For years, Galliano has built his value around authorship, narrative, and craftsmanship — particularly during his time at Maison Margiela. Not to mention his era at Dior, cut short by xenophobic remarks, which marked a before and after in fashion history. The Gibraltar-born designer is considered one of the greatest of our time. The real question here isn’t what Zara gains — that’s quite clear — but what Galliano gains by designing for a mass retail brand. What leads a legendary designer to accept a contract with a company built on large-scale production?

Zara doesn’t need design — it needs cultural authorship. It needs a voice within the mass conversation about what fashion is and isn’t. Zara dominates speed, distribution, and global presence. What it lacks is legitimacy within the most demanding cultural discourse. That’s where Galliano comes in. Not to make clothes, but to provide language. Because this isn’t about product — it’s about translating authorship into a system of mass consumption.

The brand is attempting to appropriate codes that have traditionally been outside its reach — customization, uniqueness, author-driven narrative — within a system built on repetition. Bad Bunny’s Super Bowl look is proof of this. A paradox in itself. Why would an established designer like Galliano want to be part of it?

A designer whose legacy is rooted in craftsmanship entering a system defined by mass production inevitably reads as a contradiction — if not a betrayal.

Zara knows how to speak the language of luxury, just as Gucci can reference subcultures far removed from its own reality. But ultimately, structure is what matters. And Zara’s structure is mass production. No matter how refined the narrative becomes, no matter how strong the author behind it is — scale doesn’t disappear. You can dress it up, but it doesn’t transform what it fundamentally is.

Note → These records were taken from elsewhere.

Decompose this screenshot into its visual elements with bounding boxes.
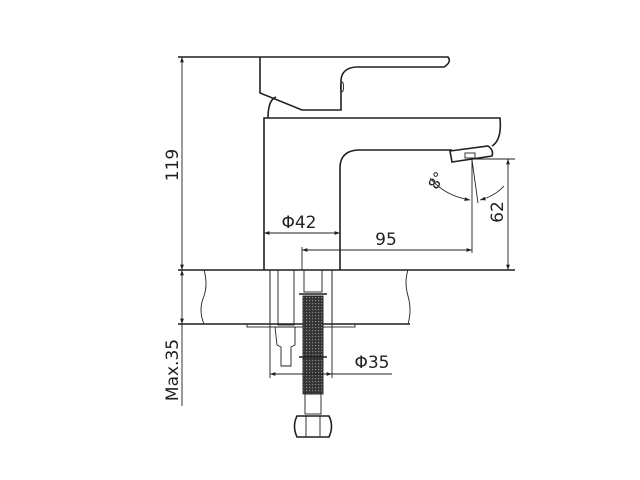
dimension-max35: Max.35 — [163, 270, 184, 406]
dimension-label: 62 — [488, 201, 508, 223]
aerator — [449, 145, 494, 163]
dimension-label: Φ42 — [281, 213, 316, 233]
dimension-phi42: Φ42 — [264, 213, 340, 235]
supply-hose — [293, 269, 333, 438]
dimension-phi35: Φ35 — [270, 353, 392, 376]
dimension-label: 119 — [163, 149, 183, 181]
angle-label: 8° — [425, 169, 449, 193]
hex-nut — [293, 415, 333, 438]
dimension-62: 62 — [470, 158, 515, 270]
dimension-label: 95 — [375, 230, 397, 250]
mounting-stud — [269, 269, 333, 378]
faucet-body — [263, 117, 502, 270]
dimension-label: Φ35 — [354, 353, 389, 373]
dimension-angle: 8° — [425, 159, 505, 204]
dimension-95: 95 — [301, 159, 473, 270]
dimension-label: Max.35 — [163, 339, 183, 401]
faucet-handle — [178, 56, 451, 119]
dimension-119: 119 — [163, 57, 184, 270]
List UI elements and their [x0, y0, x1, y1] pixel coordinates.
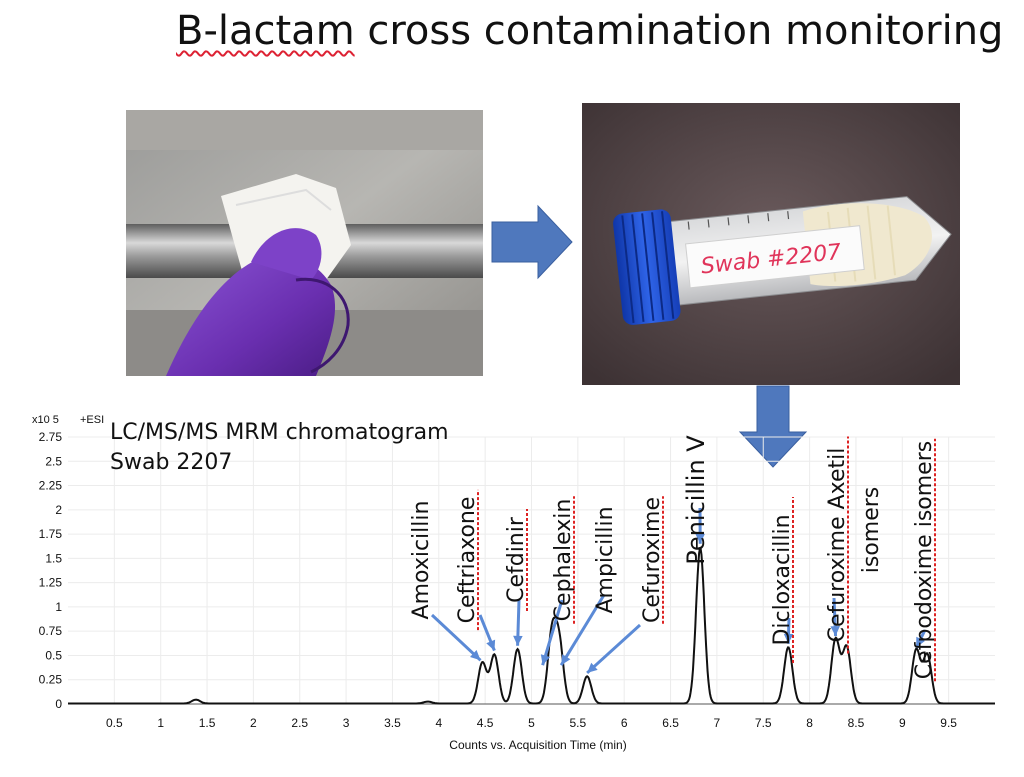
swab-tube-photo: Swab #2207 — [582, 103, 960, 385]
down-flow-arrow — [738, 385, 808, 468]
x-tick-label: 9.5 — [940, 716, 957, 730]
callout-arrowhead — [587, 662, 598, 673]
peak-label-text: Cephalexin — [551, 499, 576, 622]
right-flow-arrow — [491, 204, 573, 280]
y-tick-label: 0.25 — [39, 673, 63, 687]
callout-arrowhead — [540, 654, 551, 666]
peak-label-text: Dicloxacillin — [770, 514, 795, 645]
y-tick-label: 1.5 — [45, 551, 62, 565]
y-tick-label: 2.75 — [39, 430, 63, 444]
x-tick-label: 3.5 — [384, 716, 401, 730]
peak-label-text: Amoxicillin — [409, 501, 434, 620]
x-tick-label: 5.5 — [570, 716, 587, 730]
callout-arrowhead — [830, 625, 840, 637]
peak-label-text: Cefuroxime — [640, 497, 665, 623]
x-tick-label: 7 — [714, 716, 721, 730]
callout-arrowhead — [695, 533, 705, 544]
peak-label: Dicloxacillin — [770, 497, 795, 663]
peak-label-text: Cefdinir — [504, 516, 529, 603]
peak-label: Cefuroxime — [640, 496, 665, 624]
peak-label: Penicillin V — [682, 435, 710, 565]
x-tick-label: 8.5 — [848, 716, 865, 730]
callout-arrowhead — [486, 639, 496, 651]
y-tick-label: 2.25 — [39, 479, 63, 493]
y-tick-label: 1.25 — [39, 576, 63, 590]
x-tick-label: 4.5 — [477, 716, 494, 730]
x-tick-label: 8 — [806, 716, 813, 730]
peak-label: isomers — [859, 487, 884, 574]
peak-label: Ampicillin — [593, 506, 618, 613]
callout-arrowhead — [470, 650, 481, 661]
y-tick-label: 2 — [55, 503, 62, 517]
x-tick-label: 7.5 — [755, 716, 772, 730]
slide-title: B-lactam cross contamination monitoring — [176, 8, 1003, 54]
y-tick-label: 0 — [55, 697, 62, 711]
y-tick-label: 0.75 — [39, 624, 63, 638]
peak-label: Amoxicillin — [409, 501, 434, 620]
y-tick-label: 1.75 — [39, 527, 63, 541]
annotation-line-1: LC/MS/MS MRM chromatogram — [110, 420, 449, 445]
callout-arrowhead — [783, 633, 794, 644]
x-tick-label: 6 — [621, 716, 628, 730]
x-tick-label: 1.5 — [199, 716, 216, 730]
peak-label-text: isomers — [859, 487, 884, 574]
peak-label: Ceftriaxone — [455, 489, 480, 631]
callout-arrowhead — [561, 654, 571, 666]
peak-label: Cephalexin — [551, 496, 576, 624]
peak-label-text: Cefpodoxime isomers — [912, 441, 937, 679]
callout-arrow — [586, 623, 642, 675]
peak-label-text: Ampicillin — [593, 506, 618, 613]
chromatogram-chart: 0.5 1 1.5 2 2.5 3 3.5 4 4.5 5 5.5 6 6.5 7 7.5 8 8.5 9 9.5 0… — [39, 430, 995, 730]
x-tick-label: 9 — [899, 716, 906, 730]
callout-arrowhead — [916, 636, 925, 648]
annotation-line-2: Swab 2207 — [110, 450, 233, 475]
x-tick-label: 0.5 — [106, 716, 123, 730]
swab-wipe-illustration — [126, 110, 483, 376]
peak-label: Cefpodoxime isomers — [912, 438, 937, 682]
x-axis-label: Counts vs. Acquisition Time (min) — [449, 738, 626, 752]
callout-arrow — [559, 594, 606, 666]
chromatogram-annotation: LC/MS/MS MRM chromatogram Swab 2207 — [110, 418, 449, 478]
swab-wipe-photo — [126, 110, 483, 376]
x-tick-label: 6.5 — [662, 716, 679, 730]
swab-tube-illustration: Swab #2207 — [582, 103, 960, 385]
x-tick-label: 1 — [157, 716, 164, 730]
x-tick-label: 5 — [528, 716, 535, 730]
ion-mode-label: +ESI — [80, 414, 104, 426]
peak-label: Cefuroxime Axetil — [825, 436, 850, 654]
chromatogram-trace — [68, 546, 995, 705]
callout-arrow — [430, 613, 482, 662]
y-multiplier-label: x10 5 — [32, 414, 59, 426]
x-tick-label: 2.5 — [291, 716, 308, 730]
y-tick-label: 0.5 — [45, 648, 62, 662]
x-tick-label: 2 — [250, 716, 257, 730]
y-tick-label: 2.5 — [45, 454, 62, 468]
peak-label-text: Ceftriaxone — [455, 497, 480, 624]
title-rest: cross contamination monitoring — [354, 8, 1004, 54]
callout-arrowhead — [513, 635, 523, 646]
x-tick-label: 3 — [343, 716, 350, 730]
peak-label-text: Cefuroxime Axetil — [825, 448, 850, 643]
x-tick-label: 4 — [435, 716, 442, 730]
title-prefix: B-lactam — [176, 8, 355, 54]
peak-label: Cefdinir — [504, 508, 529, 612]
peak-label-text: Penicillin V — [682, 435, 710, 565]
callout-arrow — [541, 599, 564, 666]
y-tick-label: 1 — [55, 600, 62, 614]
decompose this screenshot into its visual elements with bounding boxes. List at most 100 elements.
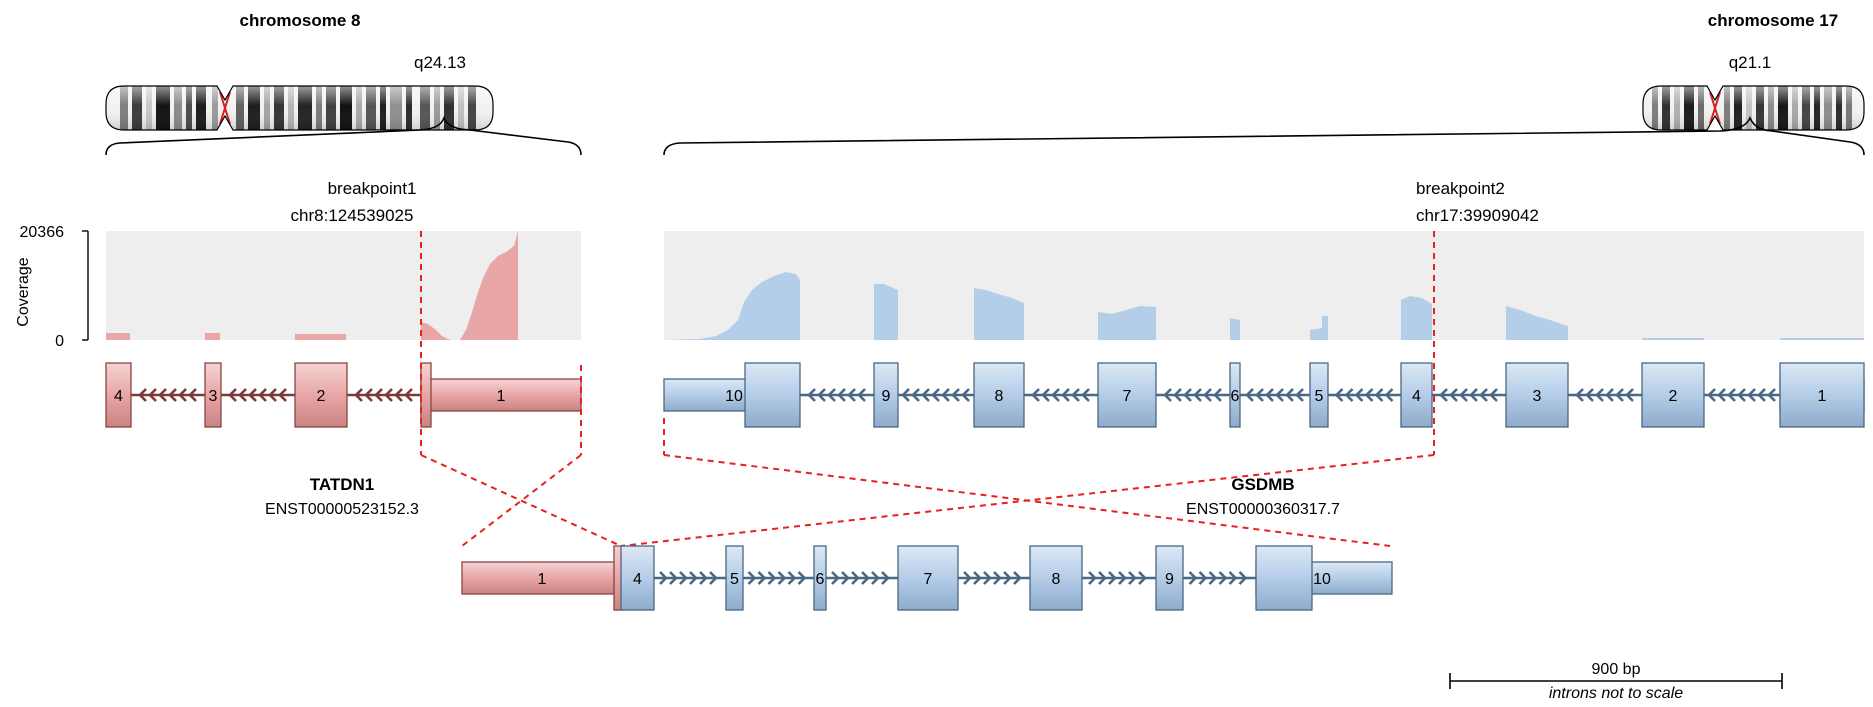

If Zara manages to introduce codes of authorship — archive, process, reconstruction — even at a higher price point, its perception shifts. It elevates. But then the question is no longer about Zara, but about the system itself. What happens when the language of luxury is no longer tied to scarcity? What happens when authorship is distributed at a large scale? What we get is not luxury, but an accessible, reproducible, amplified version of it.

I wonder if John Galliano has asked himself some of the questions that came to my mind when I first read the news:

If everything starts to look like luxury — without actually being it — then what truly holds value? Is perception enough for today’s consumer? Or are we entering a space where illusion matters more than reality? Because if what’s being offered is not exclusivity, but the feeling of it, then the question becomes: is this a form of deception, or are we all willingly participating in it?